Elected in November 2010, his victory was violently opposed by his predecessor, Laurent Gbagbo, who was arrested April 11 by the intervention of the French Licorne force stationed in Abidjan. In front of several hundred gathered on the French military base of Port-Bouet, Nicolas Sarkozy announced after the departure of Unicorn, established in 2002 under a UN mandate to maintain peace after the attempted coup rebels North and to ensure the security of the electoral process, "we will keep a permanent military presence here to protect our nationals (ten thousands).

The other part of that presence, being negotiated with the new Ivorian president who was the plaintiff, is "to contribute to the reform of the Ivorian army," badly shaken by the six-month crisis and destabilized under Laurent Gbagbo.
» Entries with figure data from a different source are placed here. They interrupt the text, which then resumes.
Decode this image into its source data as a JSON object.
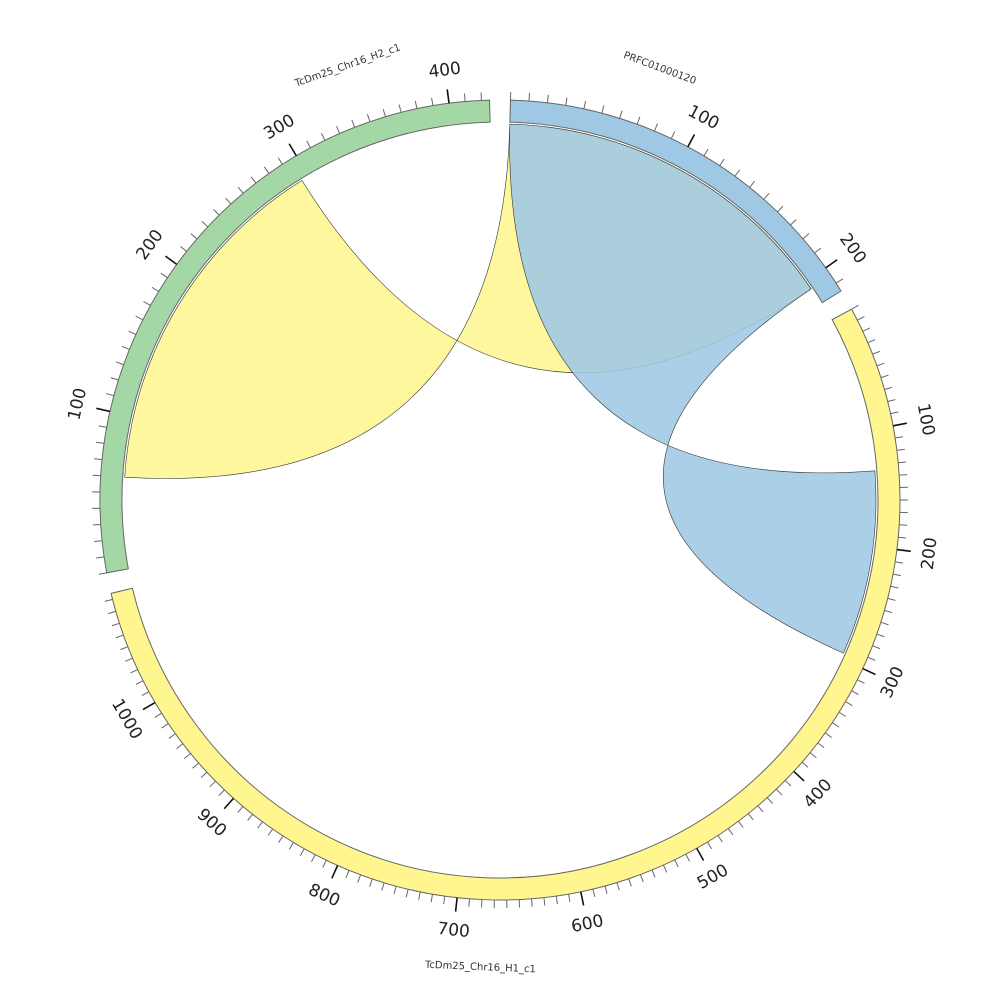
{
  "chart_data": {
    "type": "chord",
    "segments": [
      {
        "name": "PRFC01000120",
        "start_angle_deg": 1.5,
        "end_angle_deg": 58.5,
        "length": 215,
        "color": "#9ec8e4",
        "tick_labels": [
          "100",
          "200"
        ]
      },
      {
        "name": "TcDm25_Chr16_H1_c1",
        "start_angle_deg": 61.5,
        "end_angle_deg": 256.5,
        "length": 1095,
        "color": "#fff68f",
        "tick_labels": [
          "100",
          "200",
          "300",
          "400",
          "500",
          "600",
          "700",
          "800",
          "900",
          "1000"
        ]
      },
      {
        "name": "TcDm25_Chr16_H2_c1",
        "start_angle_deg": 259.5,
        "end_angle_deg": 358.5,
        "length": 425,
        "color": "#a3d8a6",
        "tick_labels": [
          "100",
          "200",
          "300",
          "400"
        ]
      }
    ],
    "links": [
      {
        "from": {
          "segment": 0,
          "start": 0,
          "end": 205
        },
        "to": {
          "segment": 2,
          "start": 60,
          "end": 295
        },
        "color": "#fff68f"
      },
      {
        "from": {
          "segment": 0,
          "start": 0,
          "end": 205
        },
        "to": {
          "segment": 1,
          "start": 135,
          "end": 295
        },
        "color": "#9ec8e4"
      }
    ]
  }
}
According to Nicolas Sarkozy, he is responding "to the challenge of restoring the rule over the whole territory of the reconstruction and security forces truly national, not ethnic." The French presence and its contours remain to be defined.

A source at the Elysee, the French battalion could count "200 to 300 men", as against 900 in normal and 1100 in the current post-crisis. Another diplomatic source evokes a force of "600 members". "The renewed terms and conditions" of military cooperation will be entered into a new defense agreement.

A new agreement which will come, according to President Sarkozy in "the new African policy, and even a new foreign policy, our engagement in Côte d'Ivoire has shown in recent months." "The French army is not there to protect a government whatsoever. The French army has no authority to intervene in internal affairs," he said, as he had already stated in his speech in Cape Town in 2008.

It is announced that the permanence of French soldiers in Côte d'Ivoire, soldiers who have actively participated in the arrest of Laurent Gbagbo - and recovery, very proactive, French economic cooperation in the African country of West demonstrate the reinvestment of Ivorian scene by the former colonial power.